My problem is that the total number of calculations to perform can not be estimated beforehand. I'm somehow discovering a tree and cannot know how vast the tree is without actually exploring it.
With regards to the progress bar it means that the progress bar can sometimes go backward.
For example, let's say that my tree has 10 root elements at the beginning, I perform calculations on the first element so I'm at 1/10 = 10%
completion but discover 10 new others elements at the same time, leading to a 1/20 = 5%
completion.
Is the progress bar still useful is that case ? I want to avoid to only report X out of Y elements processed
.
Is there a better way to report the status of the number of processed elements when the number of elements to process can grow ?
Answer
If it is possible to traverse the entire tree before beginning processing, I would display an indeterminate progress bar while you discover the branches and then switch to a traditional progress bar once you know the maximum value.
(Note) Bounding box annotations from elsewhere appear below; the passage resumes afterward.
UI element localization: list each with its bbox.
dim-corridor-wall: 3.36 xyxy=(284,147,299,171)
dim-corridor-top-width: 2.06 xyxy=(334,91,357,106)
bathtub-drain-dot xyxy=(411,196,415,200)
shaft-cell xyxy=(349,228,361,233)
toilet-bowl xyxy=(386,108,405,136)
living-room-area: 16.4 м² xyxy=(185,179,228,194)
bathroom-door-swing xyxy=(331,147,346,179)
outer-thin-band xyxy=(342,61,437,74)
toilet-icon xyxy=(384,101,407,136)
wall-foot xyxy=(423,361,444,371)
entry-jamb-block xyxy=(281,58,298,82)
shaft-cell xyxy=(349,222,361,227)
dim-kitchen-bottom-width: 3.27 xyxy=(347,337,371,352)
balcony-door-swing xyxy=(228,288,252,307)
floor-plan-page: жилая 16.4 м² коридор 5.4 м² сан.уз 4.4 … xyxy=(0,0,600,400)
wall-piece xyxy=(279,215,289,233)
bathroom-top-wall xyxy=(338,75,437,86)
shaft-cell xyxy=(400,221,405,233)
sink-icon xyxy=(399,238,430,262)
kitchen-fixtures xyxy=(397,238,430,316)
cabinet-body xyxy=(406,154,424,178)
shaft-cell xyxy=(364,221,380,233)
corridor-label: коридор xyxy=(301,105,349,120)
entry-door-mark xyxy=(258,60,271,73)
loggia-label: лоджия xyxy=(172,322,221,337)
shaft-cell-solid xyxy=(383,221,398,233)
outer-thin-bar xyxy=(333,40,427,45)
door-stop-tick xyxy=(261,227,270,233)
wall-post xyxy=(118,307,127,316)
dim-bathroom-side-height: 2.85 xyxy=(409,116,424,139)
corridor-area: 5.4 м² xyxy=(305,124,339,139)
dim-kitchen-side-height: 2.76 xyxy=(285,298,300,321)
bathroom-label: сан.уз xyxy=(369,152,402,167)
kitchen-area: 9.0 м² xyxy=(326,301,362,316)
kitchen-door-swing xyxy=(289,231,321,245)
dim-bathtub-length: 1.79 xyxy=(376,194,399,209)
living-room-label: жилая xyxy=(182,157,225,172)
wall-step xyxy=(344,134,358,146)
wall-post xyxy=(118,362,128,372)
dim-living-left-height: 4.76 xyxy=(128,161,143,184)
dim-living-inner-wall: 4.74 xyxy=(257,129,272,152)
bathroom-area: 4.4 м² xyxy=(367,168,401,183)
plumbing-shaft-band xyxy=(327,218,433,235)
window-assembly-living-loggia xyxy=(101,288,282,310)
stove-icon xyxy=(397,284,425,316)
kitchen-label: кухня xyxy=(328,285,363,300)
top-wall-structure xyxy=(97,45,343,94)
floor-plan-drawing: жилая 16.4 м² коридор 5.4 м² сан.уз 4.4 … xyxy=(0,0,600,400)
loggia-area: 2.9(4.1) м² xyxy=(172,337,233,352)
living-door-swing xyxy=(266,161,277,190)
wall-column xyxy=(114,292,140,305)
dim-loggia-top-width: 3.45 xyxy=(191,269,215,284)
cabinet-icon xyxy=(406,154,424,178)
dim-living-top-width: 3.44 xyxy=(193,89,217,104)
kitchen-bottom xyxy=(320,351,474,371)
If you cannot identify the total size of the tree before processing, then a progress bar may not be the best option. A progress bar indicates progress towards a known and unchanging maximum. If you don't know the maximum, you can't define the parameters of the progress bar.
In that case, maybe a textual description that is updated in real time would work better. Something like:
Discovered Items: 115
Processed Items: 32
I would definitely not recommend having the progress bar move backwards. This tells the viewer that progress is proceeding backwards or being undone, which is not the case.